The programme is designed to focus on developing
your abilities and capacities for professional, vocational and
academic innovation. We emphasise relationships between practice
and theory, reflection and documentation. This degree is structured
to enable candidates who already have some experience of theatre,
drama and performance practice to expand their artistic horizons,
encounter related knowledge and discourses and develop specific
skills in applied theatre.
You will follow two strands of modules
through the programme:
Reflective Practice
This element of the MA award consists of two 40
credit modules, which are discipline specific modules particular to
MA Applied Theatre. These modules will be primarily focused around
students’ own practice, contextualised by examination of various
key practitioners, modes or epistemologies.
The first of these modules, Applied Theatre
Practice, invites students to interrogate the processes – from
conception and implementation to evaluation and analysis – employed
in applied theatre practice.
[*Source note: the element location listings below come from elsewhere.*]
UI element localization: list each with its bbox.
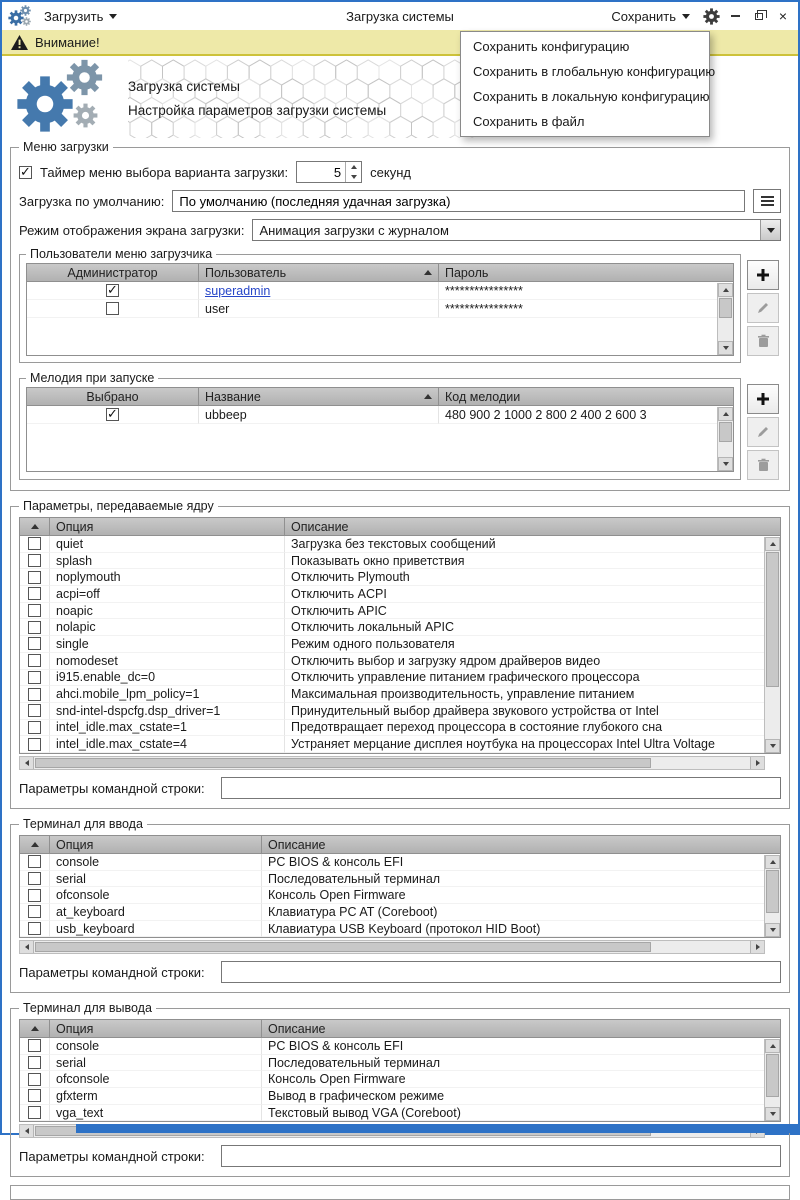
scroll-down-button[interactable] bbox=[718, 341, 733, 355]
scroll-thumb[interactable] bbox=[719, 422, 732, 442]
scroll-thumb[interactable] bbox=[766, 870, 779, 913]
scroll-right-button[interactable] bbox=[750, 941, 764, 953]
column-sort[interactable] bbox=[20, 518, 50, 535]
vertical-scrollbar[interactable] bbox=[717, 407, 733, 471]
scroll-left-button[interactable] bbox=[20, 1125, 34, 1137]
table-row[interactable] bbox=[20, 553, 764, 570]
display-mode-select[interactable] bbox=[252, 219, 781, 241]
checkbox[interactable] bbox=[28, 654, 41, 667]
vertical-scrollbar[interactable] bbox=[764, 855, 780, 937]
vertical-scrollbar[interactable] bbox=[717, 283, 733, 355]
table-header[interactable] bbox=[27, 264, 733, 282]
sort-ascending-icon bbox=[31, 842, 39, 847]
page-title: Загрузка системы bbox=[128, 78, 240, 94]
checkbox[interactable] bbox=[28, 688, 41, 701]
arrow-down-icon bbox=[770, 928, 776, 932]
description-cell: Клавиатура PC AT (Coreboot) bbox=[262, 904, 764, 921]
kernel-params-group bbox=[10, 499, 790, 809]
boot-menu-legend: Меню загрузки bbox=[23, 140, 109, 154]
option-cell: noapic bbox=[50, 603, 285, 620]
arrow-down-icon bbox=[770, 1112, 776, 1116]
kernel-params-table bbox=[19, 517, 781, 754]
menu-item-save-to-file[interactable]: Сохранить в файл bbox=[473, 114, 585, 129]
input-terminal-legend: Терминал для ввода bbox=[23, 817, 143, 831]
option-cell: ofconsole bbox=[50, 887, 262, 904]
option-checkbox-cell bbox=[20, 1088, 50, 1105]
edit-melody-button[interactable] bbox=[747, 417, 779, 447]
description-cell: Отключить локальный APIC bbox=[285, 619, 764, 636]
arrow-up-icon bbox=[723, 412, 729, 416]
option-cell: console bbox=[50, 1038, 262, 1055]
checkbox[interactable] bbox=[106, 284, 119, 297]
option-cell: intel_idle.max_cstate=1 bbox=[50, 720, 285, 737]
cmdline-label: Параметры командной строки: bbox=[19, 1148, 205, 1164]
sort-ascending-icon bbox=[424, 270, 432, 275]
arrow-down-icon bbox=[351, 175, 357, 179]
toolbar bbox=[2, 2, 798, 30]
vertical-scrollbar[interactable] bbox=[764, 1039, 780, 1121]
Students will be invited to critically
consider and evaluate a range of methodological strategies of
making, thinking and doing as utilised in applied theatre practice.
Emphasis will be placed on reflexive approaches to practice in
order to heighten students’ appreciation of the impact of their
work. Accordingly the political, ethical and aesthetic dimensions
of applied theatre work will be foregrounded so that students
deepen their awareness of the contexts in which their work takes
place and the implications of the choices made in their own
practice.
The second module in this element, Critical
Concepts in Applied Theatre, provides students with the opportunity
to critically explore, test and model approaches to applied and
community arts practice. Students will engage in the claims made
for the ‘efficacy’ of applied theatre practices seeking to
understand their underlying assumptions. The focus will be on the
exploration of how the concepts and rationales at play in applied
and community practice manifest themselves in the ethics, impacts
and aesthetics of applied practice. This module will provide
students with the opportunity to engage with conceptual and
theoretical issues relating to applied theatre at an advanced
level.
Creativity & Knowledge
This strand, consisting of two 20 credit modules,
is designed to deepen students’ understanding of key
interdisciplinary questions, concepts and methodologies in the
arts.
Creativity and Knowledge 1 invites students to
interrogate a range of key themes relating to the relationship
between art and the wider cultural, social, economic circumstances
of its production and reception. Creativity and Knowledge 2
consists of investigation into concepts of practice-based research
in the arts and the examination of the epistemological and
ideological implications of the widening of traditional concepts of
research that such developments entail.
This strand of modules is taught
cross-disciplinarily with students on the MA programmes within
Creative Practice.
Masters Independent Project
Together these taught elements lead into the
final Independent Project module, where MA students undertake an
extended period of supervised practice-based research.
Attendance
The programme is offered in the following modes
of study:
- Full-time: One year
- Part-time: Two years
The programme begins in September each year. The
taught modules will normally consist of weekly sessions scheduled
on one day a week. There may also be the occasional intensive
weekend sessions.
Awards
Students would normally enrol onto the MA
programme (180 credits). However there is the possibility of
undertaking the Postgraduate Diploma (consisting of 120 credits of
taught modules but not the Independent Project) or exiting with the
Postgraduate Certificate (60 credits).
These routes may be attractive if you wish to
update or consolidate your existing qualifications but do not wish
to carry out extended research into applied theatre practice.